A Tochtli piacciono i cappelli, i dizionari, i samurai, le ghigliottine e i francesi. Ma Tochtli è un ragazzo e ora quello che vuole è un nuovo animale per il suo zoo privato: un ippopotamo pigmeo della Liberia. Suo padre, Yolcaut, narcotrafficante all'apice del potere, è pronto a soddisfare ogni suo capriccio. Non importa che si tratti di un animale esotico in pericolo di estinzione. Perché Yolcaut può sempre.

Tochtli vive in un palazzo. Una tana ricoperta d'oro dove vive con tredici o forse quattordici persone: teppisti, prostitute, commercianti, servi e un politico corrotto. E poi c'è Mazatzin, il suo maestro privato, per il quale il mondo è un luogo pieno di ingiustizie dove gli imperialisti sono responsabili di tutto.

Party in the Burrow è la cronaca di un viaggio delirante per soddisfare un capriccio. Teste mozzate, fiumi di sangue, resti umani, montagne di cadaveri. La tana è in Messico ed è già noto: il Messico a volte è un paese magnifico ea volte è un paese disastroso. Le cose stanno così. La vita, dopotutto, è un gioco e una festa.

Festa alla tana

Non chiederò a nessuno di credermi

Alla fine dell'assurda esperienza puoi considerare quel tipo di spiegazione per non chiedere a nessuno di crederti dopo l'imperativo di raccontarlo. Ma è che i protagonisti di Villalobos hanno sempre bisogno delle spiegazioni pertinenti che diano modo di comprendere l'argomento ultimo della vita...

Tutto inizia con un cugino che, da ragazzo, indicava modi di essere un truffatore, e che ora vede come protagonista un messicano che si reca a Barcellona accompagnato dalla sua ragazza per studiare letteratura, e che si fa chiamare anche come l'autore di il romanzo in un pasticcio monumentale: un "business di alto livello" che trasforma il suo soggiorno in città in una sorta di romanzo nero con umorismo nero, uno di quelli che vorrebbe scrivere.

Attraverso queste pagine sfila una fauna diversificata di personaggi inestimabili: gangster estremamente pericolosi l'avvocato, Chucky, il cinese; una ragazza di nome Valentina che legge Detective selvaggi ed è sull'orlo della miseria e non ne sa nulla; una ragazza di nome Laia il cui padre è un politico corrotto di un partito nazionalista di destra; uno squatter italiano che ha perso il cane; un pakistano che finge di vendere birra per non destare sospetti… E per complicare un po' di più il tutto, compare una seconda Laia, che è mossa matta e rossa; un cane di nome Viridiana; una ragazza che recita versi di Alejandra Pizarnik e anche la stessa madre del protagonista, melodrammatica, fiera e ricattatrice come in una buona soap opera messicana.

Non chiederò a nessuno di credermi

Altri romanzi consigliati di Juan Pablo Villalobos

ti vendo un cane

In un edificio fatiscente a Città del Messico, un gruppo di anziani trascorre le giornate tra battibecchi di quartiere e incontri letterari.

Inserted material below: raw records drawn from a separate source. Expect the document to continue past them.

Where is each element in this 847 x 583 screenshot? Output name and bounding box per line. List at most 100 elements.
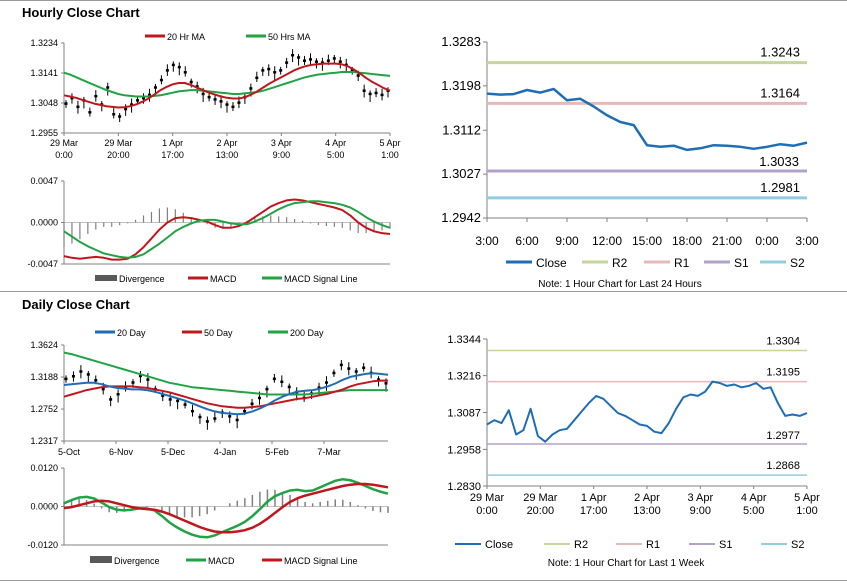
hourly-candle-body <box>124 107 128 111</box>
hourly-section-title: Hourly Close Chart <box>22 5 140 20</box>
hourly-levels-legend-close-label: Close <box>536 256 567 270</box>
daily-candles <box>64 359 388 430</box>
hourly_levels-ytick-label: 1.3198 <box>441 78 481 93</box>
daily-levels-legend-s2-label: S2 <box>791 539 804 551</box>
legend-divergence-label: Divergence <box>119 274 165 284</box>
hourly-candle-body <box>136 99 140 102</box>
daily-candle-body <box>228 415 232 418</box>
hourly-candle-body <box>332 57 336 60</box>
daily_levels-levels <box>487 349 807 476</box>
hourly_levels-level-r2-label: 1.3243 <box>760 45 800 60</box>
daily-price-ytick-label: 1.3188 <box>30 372 58 382</box>
daily-levels-legend-close-label: Close <box>485 539 513 551</box>
hourly-candle-body <box>356 74 360 77</box>
hourly-candle-body <box>76 105 80 109</box>
daily-levels-xtick-date: 3 Apr <box>687 492 713 504</box>
daily-levels-xtick-date: 4 Apr <box>741 492 767 504</box>
hourly_levels-level-s1-label: 1.3033 <box>759 154 799 169</box>
legend-50hrs-ma-label: 50 Hrs MA <box>268 32 311 42</box>
hourly-price-xtick-time: 1:00 <box>381 150 399 160</box>
hourly-macd-ytick-label: 0.0000 <box>30 218 58 228</box>
hourly-candle-body <box>267 67 271 71</box>
hourly-price-xtick-time: 5:00 <box>327 150 345 160</box>
daily-levels-xtick-date: 1 Apr <box>581 492 607 504</box>
hourly-price-xtick-date: 5 Apr <box>379 138 400 148</box>
daily-candle-body <box>354 370 358 373</box>
daily-divergence-bars <box>63 489 389 518</box>
daily-levels-xtick-time: 5:00 <box>743 505 764 517</box>
daily-candle-body <box>161 394 165 398</box>
hourly-candle-body <box>291 53 295 57</box>
hourly-price-xtick-date: 29 Mar <box>104 138 132 148</box>
daily-candle-body <box>362 366 366 370</box>
hourly-candle-body <box>177 65 181 69</box>
hourly-candle-body <box>338 60 342 63</box>
hourly-candle-body <box>207 95 211 99</box>
daily-macd-line <box>63 477 389 539</box>
daily-candle-body <box>272 377 276 381</box>
daily-price-ytick-label: 1.2317 <box>30 436 58 446</box>
daily-candle-body <box>86 373 90 376</box>
section-divider-middle <box>0 291 847 292</box>
daily-candle-body <box>176 399 180 403</box>
hourly-candle-body <box>380 93 384 97</box>
hourly-levels-xtick-label: 12:00 <box>592 234 622 248</box>
daily-levels-xtick-time: 0:00 <box>476 505 497 517</box>
daily-macd-ytick-label: 0.0000 <box>30 502 58 512</box>
hourly-levels-note: Note: 1 Hour Chart for Last 24 Hours <box>538 279 701 290</box>
daily-candle-body <box>205 420 209 423</box>
daily-candle-body <box>94 379 98 382</box>
daily-candle-body <box>265 387 269 391</box>
hourly-candle-body <box>165 69 169 72</box>
daily-candle-body <box>79 370 83 373</box>
hourly_levels-levels <box>487 61 807 200</box>
hourly-candle-body <box>201 92 205 96</box>
daily-candle-body <box>317 386 321 389</box>
daily-candle-body <box>250 402 254 406</box>
daily-levels-xtick-time: 13:00 <box>633 505 661 517</box>
daily-candle-body <box>131 381 135 384</box>
daily-legend-divergence-swatch <box>90 556 112 563</box>
hourly-price-xtick-date: 1 Apr <box>162 138 183 148</box>
daily-price-xtick-label: 6-Nov <box>109 447 134 457</box>
hourly-candle-body <box>219 100 223 103</box>
daily_levels-ytick-label: 1.3344 <box>447 334 481 346</box>
hourly_levels-level-s2-label: 1.2981 <box>760 180 800 195</box>
daily-price-ytick-label: 1.2752 <box>30 404 58 414</box>
daily-candle-body <box>213 417 217 420</box>
hourly-price-xtick-date: 2 Apr <box>216 138 237 148</box>
hourly-candle-body <box>153 86 157 89</box>
legend-20hr-ma-label: 20 Hr MA <box>167 32 205 42</box>
daily-candle-body <box>243 409 247 413</box>
hourly-levels-xtick-label: 6:00 <box>515 234 539 248</box>
daily-200day-line <box>63 351 388 396</box>
daily-legend-macd-signal-label: MACD Signal Line <box>284 556 358 566</box>
hourly-candle-body <box>147 93 151 97</box>
legend-20day-label: 20 Day <box>117 328 146 338</box>
hourly-candle-body <box>159 78 163 82</box>
hourly-candle-body <box>273 71 277 74</box>
hourly-macd-ytick-label: -0.0047 <box>27 259 58 269</box>
hourly-candle-body <box>326 59 330 62</box>
daily-20day-line <box>63 372 389 416</box>
hourly-levels-xtick-label: 0:00 <box>755 234 779 248</box>
hourly-price-ytick-label: 1.3234 <box>30 38 58 48</box>
daily_levels-level-s1-label: 1.2977 <box>766 430 800 442</box>
hourly-candle-body <box>189 80 193 84</box>
legend-divergence-swatch <box>95 275 117 281</box>
hourly-price-xtick-time: 20:00 <box>107 150 130 160</box>
hourly-candle-body <box>94 94 98 98</box>
hourly_levels-ytick-label: 1.3112 <box>442 122 481 137</box>
daily-levels-xtick-date: 29 Mar <box>523 492 558 504</box>
daily-macd-signal-line <box>63 482 389 534</box>
hourly-candles <box>64 49 390 123</box>
hourly-candle-body <box>142 96 146 100</box>
daily-levels-xtick-time: 17:00 <box>580 505 608 517</box>
hourly-candle-body <box>237 101 241 104</box>
hourly-candle-body <box>88 111 92 114</box>
daily-candle-body <box>116 393 120 396</box>
hourly-price-ytick-label: 1.3141 <box>30 68 58 78</box>
daily-candle-body <box>71 375 75 378</box>
hourly-candle-body <box>374 91 378 95</box>
daily-price-xtick-label: 5-Feb <box>265 447 289 457</box>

Teo, il narratore e protagonista di questa storia, ha settantotto anni e ha un attaccamento malato alla teoria estetica di Adorno, con la quale risolve ogni tipo di problema domestico.

Taquero in pensione, pittore frustrato con pedigree, le sue principali preoccupazioni sono tenere traccia delle bevande che beve al giorno per massimizzare i suoi risparmi in diminuzione, scrivere qualcosa che non è un romanzo su un taccuino e calcolare le possibilità che ha di portare a casa. Francesca - presidente dell'assemblea di quartiere - oa Juliette - fruttivendolo rivoluzionario - con cui costituisce un triangolo sessuale della terza età che "avrebbe alzato la barba a Freud stesso".

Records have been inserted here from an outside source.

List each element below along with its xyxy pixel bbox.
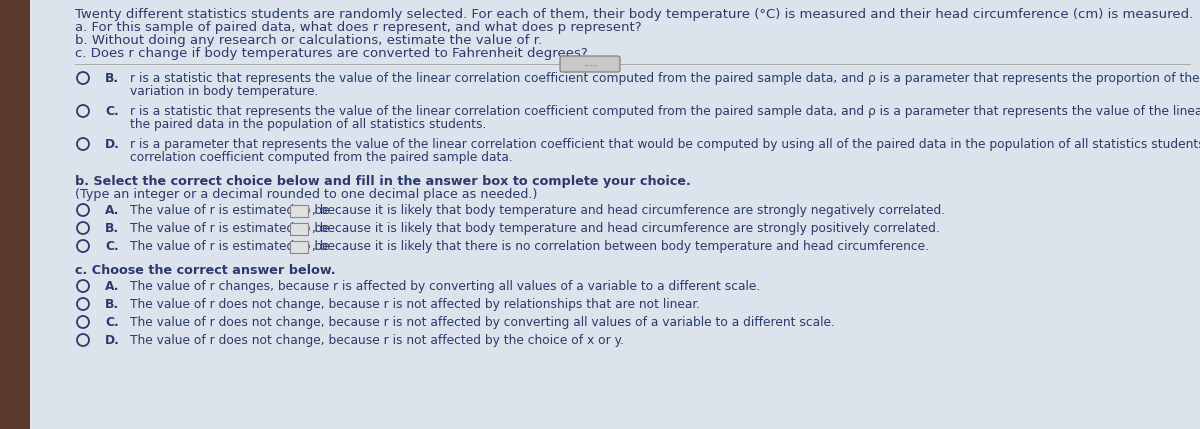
Text: the paired data in the population of all statistics students.: the paired data in the population of all… — [130, 118, 486, 131]
Text: B.: B. — [106, 72, 119, 85]
Text: D.: D. — [106, 334, 120, 347]
Text: variation in body temperature.: variation in body temperature. — [130, 85, 318, 98]
Text: C.: C. — [106, 105, 119, 118]
Text: c. Does r change if body temperatures are converted to Fahrenheit degrees?: c. Does r change if body temperatures ar… — [74, 47, 588, 60]
Text: Twenty different statistics students are randomly selected. For each of them, th: Twenty different statistics students are… — [74, 8, 1193, 21]
Bar — [290, 205, 308, 217]
Text: ......: ...... — [583, 60, 598, 69]
Text: The value of r does not change, because r is not affected by the choice of x or : The value of r does not change, because … — [130, 334, 624, 347]
Text: b. Without doing any research or calculations, estimate the value of r.: b. Without doing any research or calcula… — [74, 34, 542, 47]
Text: B.: B. — [106, 222, 119, 235]
Text: r is a statistic that represents the value of the linear correlation coefficient: r is a statistic that represents the val… — [130, 72, 1200, 85]
Text: , because it is likely that body temperature and head circumference are strongly: , because it is likely that body tempera… — [312, 204, 946, 217]
Text: a. For this sample of paired data, what does r represent, and what does p repres: a. For this sample of paired data, what … — [74, 21, 642, 34]
Bar — [290, 241, 308, 253]
Text: c. Choose the correct answer below.: c. Choose the correct answer below. — [74, 264, 336, 277]
Text: A.: A. — [106, 280, 120, 293]
Text: , because it is likely that there is no correlation between body temperature and: , because it is likely that there is no … — [312, 240, 930, 253]
Text: A.: A. — [106, 204, 120, 217]
Text: b. Select the correct choice below and fill in the answer box to complete your c: b. Select the correct choice below and f… — [74, 175, 691, 188]
Text: correlation coefficient computed from the paired sample data.: correlation coefficient computed from th… — [130, 151, 512, 164]
Text: r is a statistic that represents the value of the linear correlation coefficient: r is a statistic that represents the val… — [130, 105, 1200, 118]
Text: r is a parameter that represents the value of the linear correlation coefficient: r is a parameter that represents the val… — [130, 138, 1200, 151]
Text: The value of r is estimated to be: The value of r is estimated to be — [130, 204, 330, 217]
Text: The value of r does not change, because r is not affected by relationships that : The value of r does not change, because … — [130, 298, 701, 311]
Bar — [0, 0, 30, 429]
Text: D.: D. — [106, 138, 120, 151]
Text: (Type an integer or a decimal rounded to one decimal place as needed.): (Type an integer or a decimal rounded to… — [74, 188, 538, 201]
FancyBboxPatch shape — [560, 56, 620, 72]
Text: B.: B. — [106, 298, 119, 311]
Text: The value of r changes, because r is affected by converting all values of a vari: The value of r changes, because r is aff… — [130, 280, 761, 293]
Text: C.: C. — [106, 316, 119, 329]
Text: The value of r does not change, because r is not affected by converting all valu: The value of r does not change, because … — [130, 316, 835, 329]
Text: The value of r is estimated to be: The value of r is estimated to be — [130, 240, 330, 253]
Bar — [290, 223, 308, 235]
Text: , because it is likely that body temperature and head circumference are strongly: , because it is likely that body tempera… — [312, 222, 940, 235]
Text: The value of r is estimated to be: The value of r is estimated to be — [130, 222, 330, 235]
Text: C.: C. — [106, 240, 119, 253]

La routine della vita dell'edificio è interrotta dall'irruzione della giovinezza, incarnata in Willem - un mormone dello Utah -, Mao - un maoista clandestino - e Dorotea - la dolce eroina cervantina, nipote di Juliette -, in un crescendo di assurdità che raggiunge un climax ai pantaloni bagnati. Concepito sotto la dettatura di Adorno, il quale afferma che "l'arte avanzata scrive la commedia del tragico", intrecciando frammenti del passato e del presente, questo romanzo ripercorre l'arte e la politica del Messico negli ultimi ottant'anni, segnati nella storia familiare da il susseguirsi dei cani della madre del protagonista, nel tentativo di rivendicare i cani dimenticati, maledetti, emarginati, scomparsi e randagi.